Which would you rather have, the safety or the cash? Almost every American would take the cash; that's exactly what we learn from studies like Viscusi's.
Executing the murderer means giving you the safety. Executing the vermiscripter means giving you the cash. You'd rather have the cash than the safety. Ergo, executing the vermiscripter is better policy.
There's one exception to this reasoning: Maybe there's an alternative and less drastic punishment that is highly effective against vermiscripters and not against murderers. If we can effectively deter malicious hackers by cutting off their supply of Twinkies or crippling their EverQuest avatars, then there's no need to fry them. Whether that would work is an empirical question.
Some might argue that capital punishment has moral costs and benefits beyond its practical consequences in terms of lives lost and lives saved. Those who make such arguments will want to modify a lot of the calculations in this column. As for myself, I hold that the government's job is to improve our lives, not to impose its morality. In this, I take my stand with the president of the United States, who, in a 2000 debate against Al Gore, said quite explicitly that nothing other than deterrence can justify the death penalty.
There's also the fact that all the arithmetic in this column is very much back-of-the-envelope. I implicitly assumed that we're all equally likely to be random murder victims when in fact some of us (i.e., the poor) are more susceptible than others. I used numbers that are rough approximations to the truth. And I probably omitted a consideration or two that I'm sure I'll hear about from astute readers.

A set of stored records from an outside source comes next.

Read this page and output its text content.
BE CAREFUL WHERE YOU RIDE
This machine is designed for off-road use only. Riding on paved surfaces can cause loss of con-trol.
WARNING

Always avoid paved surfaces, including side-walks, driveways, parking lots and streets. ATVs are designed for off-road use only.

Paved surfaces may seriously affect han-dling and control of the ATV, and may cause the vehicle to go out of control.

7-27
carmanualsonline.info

But this essential point remains: Governments exist largely to supply protections that, for one reason or another, we can't purchase in the marketplace. Those governments perform best when they supply the protections we value most. We can measure their performance only if we are willing to calculate costs and benefits and to respect what our calculations tell us, even when it's counterintuitive. Any policymaker who won't do this kind of arithmetic is fundamentally unserious about policy.